After 1966, John and Paul resemble René Magritte’s “The Lovers II” (1928). They kiss with their heads entirely veiled. They are deeply intimate and thoroughly depersonalized. In Leslie’s telling, John’s belligerence and insecurity stemmed from jealousy of Paul’s swelling talent. This was compounded by John’s massive ingestion of LSD and his musical limitations, and by Paul’s convenient belief that producing industrial quantities of the best possible music would not imbalance the founding pact that John, who was a bit older and much louder, was the leader.
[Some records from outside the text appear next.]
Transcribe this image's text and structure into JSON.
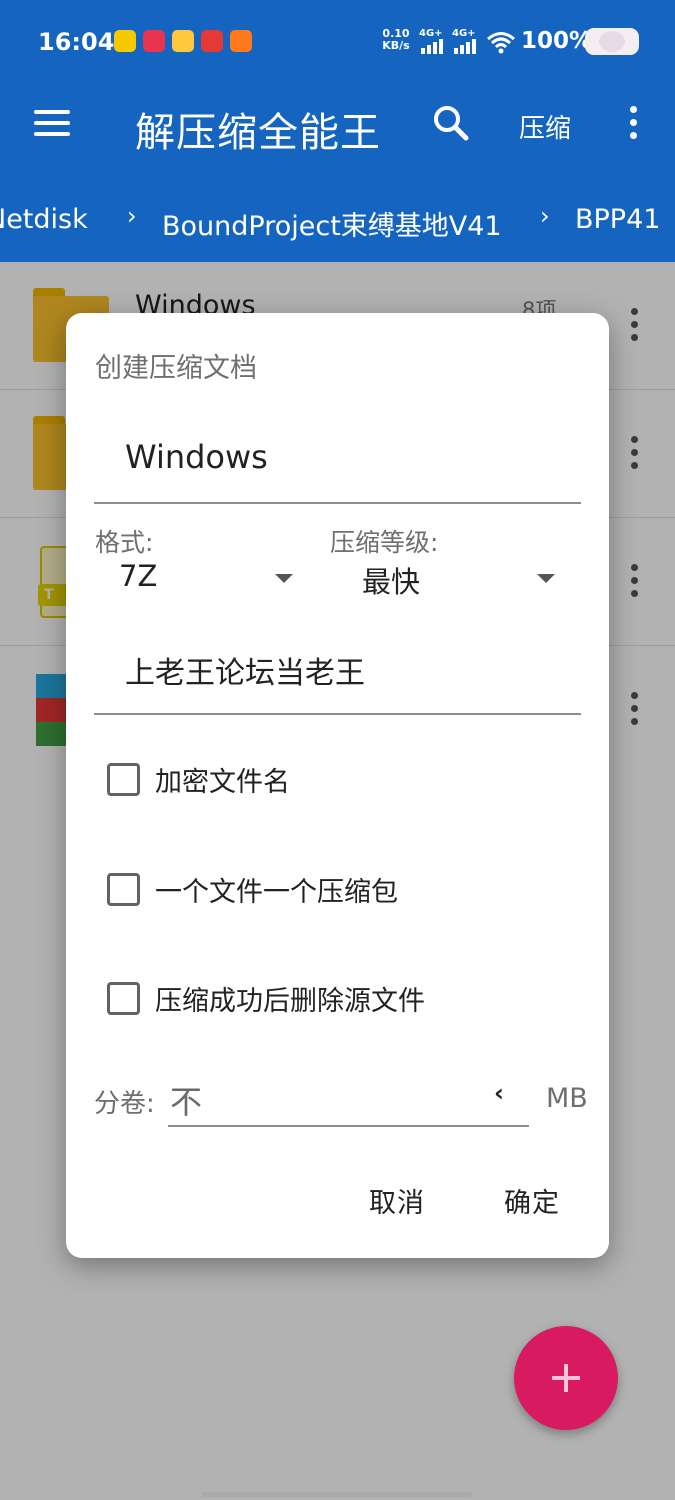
{
  "status": {
    "time": "16:04",
    "net_speed_value": "0.10",
    "net_speed_unit": "KB/s",
    "signal1": "4G+",
    "signal2": "4G+",
    "battery": "100%"
  },
  "appbar": {
    "title": "解压缩全能王",
    "compress_label": "压缩",
    "icons": [
      "menu-icon",
      "search-icon",
      "more-vert-icon"
    ]
  },
  "breadcrumb": [
    "Netdisk",
    "BoundProject束缚基地V41",
    "BPP41"
  ],
  "files": [
    {
      "name": "Windows",
      "count": "8项"
    }
  ],
  "dialog": {
    "title": "创建压缩文档",
    "filename": "Windows",
    "format_label": "格式:",
    "format_value": "7Z",
    "level_label": "压缩等级:",
    "level_value": "最快",
    "password": "上老王论坛当老王",
    "options": [
      {
        "label": "加密文件名",
        "checked": false
      },
      {
        "label": "一个文件一个压缩包",
        "checked": false
      },
      {
        "label": "压缩成功后删除源文件",
        "checked": false
      }
    ],
    "volume_label": "分卷:",
    "volume_value": "不",
    "volume_unit": "MB",
    "cancel_label": "取消",
    "ok_label": "确定"
  },
  "colors": {
    "appbar": "#1565c0",
    "fab": "#d81b60",
    "folder": "#fbc02d"
  }
}
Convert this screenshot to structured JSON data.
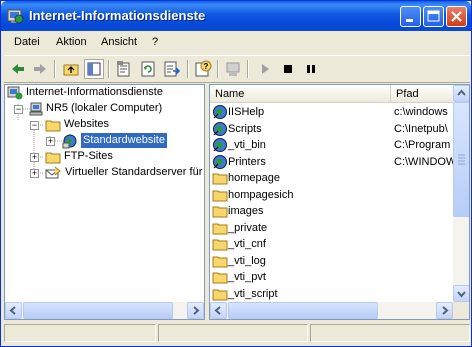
{
  "window": {
    "title": "Internet-Informationsdienste",
    "colors": {
      "titlebar": "#0a4bd0",
      "selection": "#316ac5",
      "folder": "#f7d66b"
    }
  },
  "menu": [
    "Datei",
    "Aktion",
    "Ansicht",
    "?"
  ],
  "tree": [
    {
      "label": "Internet-Informationsdienste",
      "icon": "iis-icon"
    },
    {
      "label": "NR5 (lokaler Computer)",
      "icon": "computer-icon",
      "expander": "−"
    },
    {
      "label": "Websites",
      "icon": "folder-icon",
      "expander": "−"
    },
    {
      "label": "Standardwebsite",
      "icon": "globe-icon",
      "expander": "+",
      "selected": true
    },
    {
      "label": "FTP-Sites",
      "icon": "folder-icon",
      "expander": "+"
    },
    {
      "label": "Virtueller Standardserver für",
      "icon": "smtp-server-icon",
      "expander": "+"
    }
  ],
  "list": {
    "columns": [
      "Name",
      "Pfad"
    ],
    "rows": [
      {
        "name": "IISHelp",
        "path": "c:\\windows",
        "icon": "virtual-dir-icon"
      },
      {
        "name": "Scripts",
        "path": "C:\\Inetpub\\",
        "icon": "virtual-dir-icon"
      },
      {
        "name": "_vti_bin",
        "path": "C:\\Program",
        "icon": "virtual-dir-icon"
      },
      {
        "name": "Printers",
        "path": "C:\\WINDOW",
        "icon": "virtual-dir-icon"
      },
      {
        "name": "homepage",
        "path": "",
        "icon": "folder-icon"
      },
      {
        "name": "hompagesich",
        "path": "",
        "icon": "folder-icon"
      },
      {
        "name": "images",
        "path": "",
        "icon": "folder-icon"
      },
      {
        "name": "_private",
        "path": "",
        "icon": "folder-icon"
      },
      {
        "name": "_vti_cnf",
        "path": "",
        "icon": "folder-icon"
      },
      {
        "name": "_vti_log",
        "path": "",
        "icon": "folder-icon"
      },
      {
        "name": "_vti_pvt",
        "path": "",
        "icon": "folder-icon"
      },
      {
        "name": "_vti_script",
        "path": "",
        "icon": "folder-icon"
      }
    ]
  }
}
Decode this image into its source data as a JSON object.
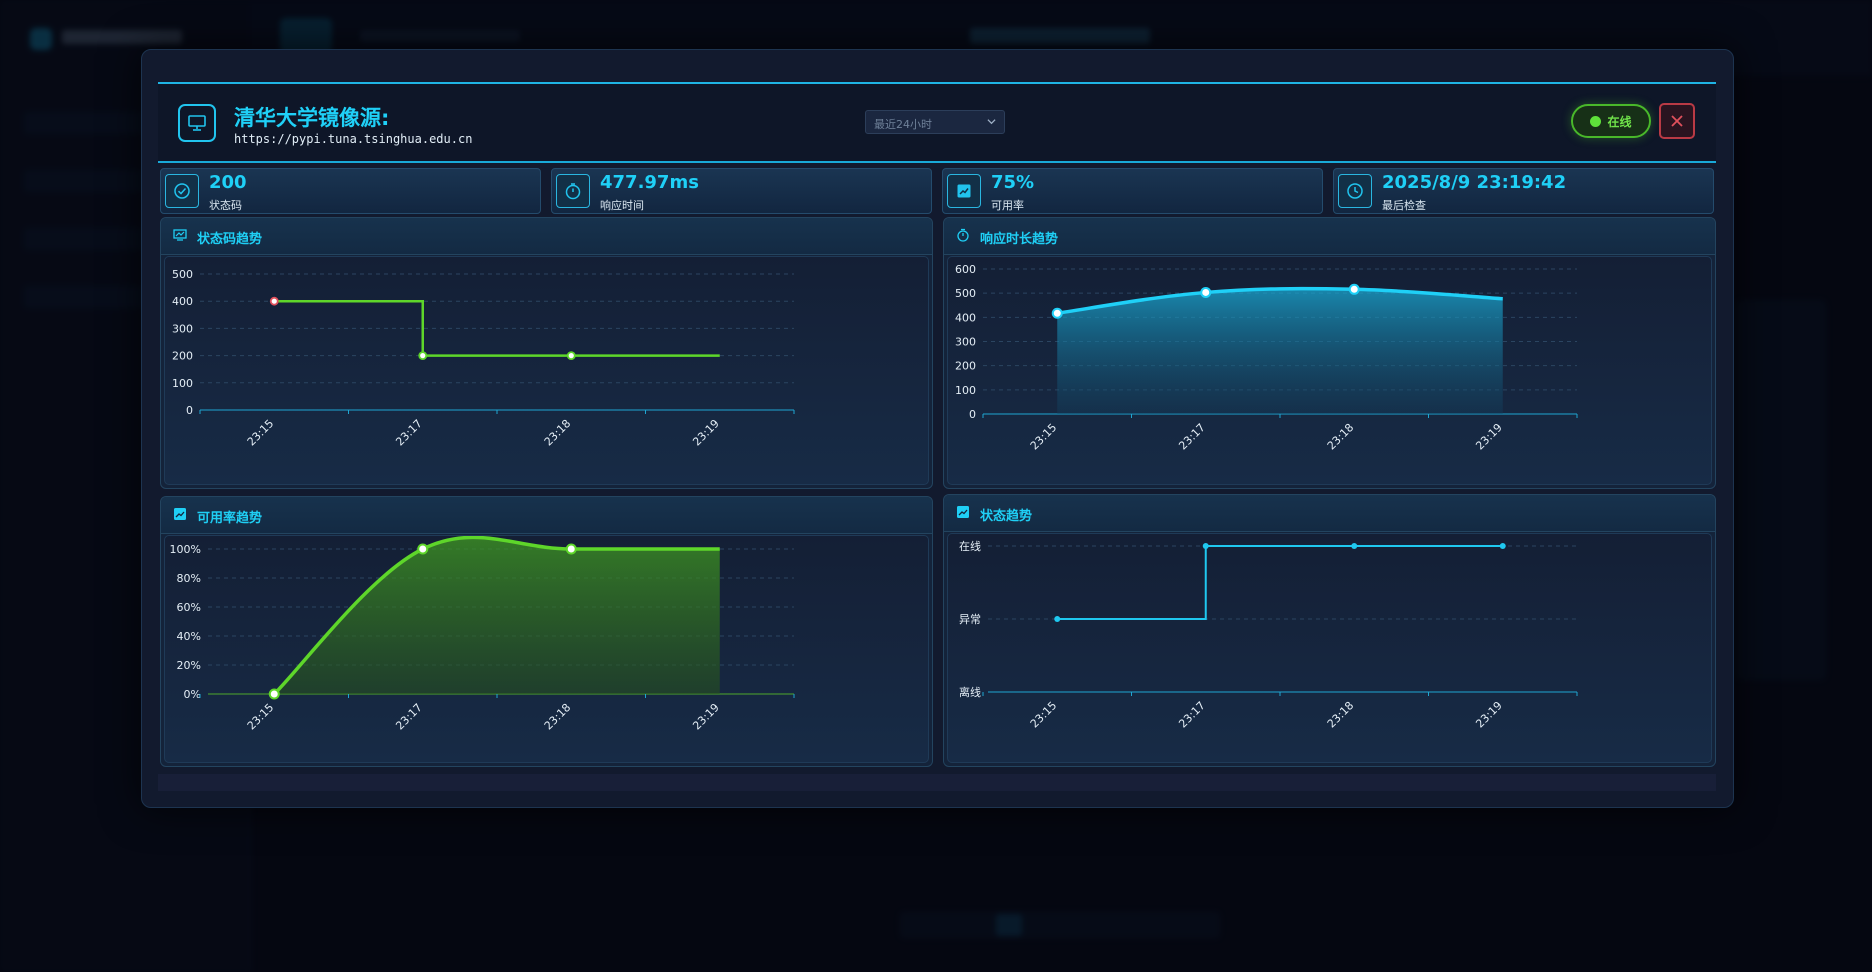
{
  "modal": {
    "title": "清华大学镜像源:",
    "url": "https://pypi.tuna.tsinghua.edu.cn",
    "time_range": "最近24小时",
    "status": "在线",
    "colors": {
      "accent": "#1fd0f7",
      "online": "#5ee03a",
      "danger": "#d9414f"
    }
  },
  "stats": [
    {
      "icon": "check-circle-icon",
      "value": "200",
      "label": "状态码"
    },
    {
      "icon": "stopwatch-icon",
      "value": "477.97ms",
      "label": "响应时间"
    },
    {
      "icon": "chart-icon",
      "value": "75%",
      "label": "可用率"
    },
    {
      "icon": "clock-icon",
      "value": "2025/8/9 23:19:42",
      "label": "最后检查"
    }
  ],
  "chart_data": [
    {
      "type": "line",
      "title": "状态码趋势",
      "categories": [
        "23:15",
        "23:17",
        "23:18",
        "23:19"
      ],
      "yticks": [
        "0",
        "100",
        "200",
        "300",
        "400",
        "500"
      ],
      "ylim": [
        0,
        500
      ],
      "step": "end",
      "series": [
        {
          "values": [
            400,
            200,
            200,
            200
          ]
        }
      ],
      "color": "#5ed62a"
    },
    {
      "type": "area",
      "title": "响应时长趋势",
      "categories": [
        "23:15",
        "23:17",
        "23:18",
        "23:19"
      ],
      "yticks": [
        "0",
        "100",
        "200",
        "300",
        "400",
        "500",
        "600"
      ],
      "ylim": [
        0,
        600
      ],
      "series": [
        {
          "values": [
            417,
            503,
            516,
            477
          ]
        }
      ],
      "color": "#1fd0f7"
    },
    {
      "type": "area",
      "title": "可用率趋势",
      "categories": [
        "23:15",
        "23:17",
        "23:18",
        "23:19"
      ],
      "yticks": [
        "0%",
        "20%",
        "40%",
        "60%",
        "80%",
        "100%"
      ],
      "ylim": [
        0,
        100
      ],
      "series": [
        {
          "values": [
            0,
            100,
            100,
            100
          ]
        }
      ],
      "color": "#5ed62a"
    },
    {
      "type": "line",
      "title": "状态趋势",
      "categories": [
        "23:15",
        "23:17",
        "23:18",
        "23:19"
      ],
      "yticks": [
        "离线",
        "异常",
        "在线"
      ],
      "ylim": [
        0,
        2
      ],
      "step": "end",
      "series": [
        {
          "values": [
            1,
            2,
            2,
            2
          ]
        }
      ],
      "color": "#1fc8ef"
    }
  ]
}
Both of them felt their loss and could not fully describe it. The recent Get Back documentary shows the pair running through “Two of Us.” Paul has said that he came up with the idea while driving around the countryside with Linda, who was pregnant with their first child. But the lyric is an elegy. As Paul admitted later, the song is “more about trying to get in touch with the people we once were.” Paul and Linda, Leslie notes, did not have “memories / Longer than the road that stretches out ahead.” That was Paul and John. It was also Paul and John who had stood “wearing raincoats … solo in the sun,” at the bus stop in Penny Lane, and who were “chasing paper” with the lawyers as the band fell apart.

They run through the songs at a single microphone, truly face to face for one of the last times. Paul stops and says to John that their new songs seem to be telling a bigger story: “Two of Us,” “Get Back,” “Don’t Let Me Down,” “Oh! Darling.”

“It’s like you and me are lovers,” John replies.

Paul cannot find the words but grunts his assent. They both flick their hair. Then they run through “Two of Us” again, with Elvis impersonations and Scottish accents. They keep joking until they are ready, Leslie writes, to play it “totally straight,” but also “entirely heartfelt.”

Leslie concludes that one reason we misunderstand the ballad of John and Paul is that we see intimate male friendships only in terms of competition or homosexuality. In Plato’s Symposium, Aristophanes describes how a pair of friends can be “lost in an amazement of love and friendship and intimacy.” But Liverpool was not ancient Athens. John and Paul did amazing things with their intimacy, but they lost each other as they went.

One night in Hamburg in 1962, John caught Paul in bed with a girl and cut up her clothes. Nine years later, John came across a promotional booklet for Apple, saw the entry on Paul’s marriage to Linda, and scrawled “funeral” over “wedding.” Under a photo of him and Paul, he wrote, “The minutes are crumbling away.” John felt so rejected by Paul, and so guilty about his anger, that he wrote both an assault and an apology, “How Do You Sleep?” and “Jealous Guy.” Paul sniped more cryptically, and conquered America all over again with Wings while John was smacked out at the Dakota. Still, in March 1974, Paul played the “She Loves You” script for a third time, and finally in real life, by delivering the message from Yoko that reunited her and John after his “lost weekend” with Ono’s assistant May Pang.

“He was always thinking I was cunning and devious,” Paul complained in 1981, a few months after John’s murder. “I never set out to screw him, never.” Then he said, “I realize now we never got to the bottom of each other’s souls.” There was no time.

John & Paul: A Love Story in Songs
by Ian Leslie
Celadon Books, 448 pp., $32

Dominic Green is a Wall Street Journal contributor and a fellow of the Royal Historical Society.